THE TRAGEDY OF NEW ORLEANS
August 29, 2006
Congress has approved $122.5 billion for the Gulf Region, a figure incomprehensible in size to anyone but a politician. The real wonder is that anyone is surprised, much less feigning surprise, that things are going poorly, says the Wall Street Journal.
New Orleans' plight is not the result of federal underspending. The post-Katrina spend-fest in Louisiana will be remembered as one of the greatest taxpayer wastes in U.S. history:
- First came the FEMA $2,000 debit-cards fiasco intended to pay for necessities that were used for things like flat-panel TVs and tattoos.
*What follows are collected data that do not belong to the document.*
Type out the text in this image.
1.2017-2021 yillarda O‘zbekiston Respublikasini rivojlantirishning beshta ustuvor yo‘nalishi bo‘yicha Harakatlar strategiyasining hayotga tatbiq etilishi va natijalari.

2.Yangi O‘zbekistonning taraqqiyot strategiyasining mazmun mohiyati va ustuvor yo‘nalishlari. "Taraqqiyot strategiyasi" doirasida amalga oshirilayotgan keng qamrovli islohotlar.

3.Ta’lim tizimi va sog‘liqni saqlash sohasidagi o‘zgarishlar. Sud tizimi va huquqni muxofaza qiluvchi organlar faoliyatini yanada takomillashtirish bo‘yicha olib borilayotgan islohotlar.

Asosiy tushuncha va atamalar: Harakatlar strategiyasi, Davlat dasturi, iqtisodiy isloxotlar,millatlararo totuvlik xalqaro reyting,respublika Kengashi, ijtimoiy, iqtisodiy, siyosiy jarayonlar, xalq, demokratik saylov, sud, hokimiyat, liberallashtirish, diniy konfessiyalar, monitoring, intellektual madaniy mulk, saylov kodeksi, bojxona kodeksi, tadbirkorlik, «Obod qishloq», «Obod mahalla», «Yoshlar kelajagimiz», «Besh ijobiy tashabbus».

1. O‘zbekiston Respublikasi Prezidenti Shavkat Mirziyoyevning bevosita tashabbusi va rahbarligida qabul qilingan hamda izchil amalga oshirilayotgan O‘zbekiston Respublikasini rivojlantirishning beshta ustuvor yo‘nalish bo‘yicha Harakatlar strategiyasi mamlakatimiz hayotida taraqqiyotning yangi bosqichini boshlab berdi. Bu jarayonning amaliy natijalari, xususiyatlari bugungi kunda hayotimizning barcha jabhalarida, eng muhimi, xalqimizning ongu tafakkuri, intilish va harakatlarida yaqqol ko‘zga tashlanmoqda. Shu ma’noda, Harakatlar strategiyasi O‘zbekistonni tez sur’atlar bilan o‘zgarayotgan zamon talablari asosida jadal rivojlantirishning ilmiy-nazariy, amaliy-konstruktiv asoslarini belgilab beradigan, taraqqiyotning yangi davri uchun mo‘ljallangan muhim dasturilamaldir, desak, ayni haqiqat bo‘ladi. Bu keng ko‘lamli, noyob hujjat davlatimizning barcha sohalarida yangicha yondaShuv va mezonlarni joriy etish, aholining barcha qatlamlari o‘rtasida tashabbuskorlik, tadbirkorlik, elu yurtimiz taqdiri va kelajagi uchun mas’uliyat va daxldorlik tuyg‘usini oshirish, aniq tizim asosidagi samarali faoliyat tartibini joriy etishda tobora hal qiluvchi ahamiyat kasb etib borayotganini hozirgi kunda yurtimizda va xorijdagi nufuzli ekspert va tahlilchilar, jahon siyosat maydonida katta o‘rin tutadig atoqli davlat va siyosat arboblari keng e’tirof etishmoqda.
- Then came the purchase of thousands of mobile homes that cost as much as $400,000 per family housed; the $200 million for renting the Carnival Cruise Ship; millions more in payments that went for season football tickets, luxury vacation resorts, even divorce lawyers.
- Federal flood insurance policies surely will encourage many to rebuild in the same flood plains and at the same height as before.
However, there has been some notable progress away from the most damaged areas of New Orleans.
- Coastal Mississippi is well on the way to full recovery, thanks in part to the leadership of Governor Haley Barbour.
- The number of building permits in Mississippi is four times higher than in New Orleans.
- The business district in New Orleans and the French Quarter, where flooding was minimal, are nearly back to the normal rhythm of life, but the neighborhoods that were overwhelmed with water remain mostly deserted wrecks, with electricity, hot water and sewage systems spotty at best.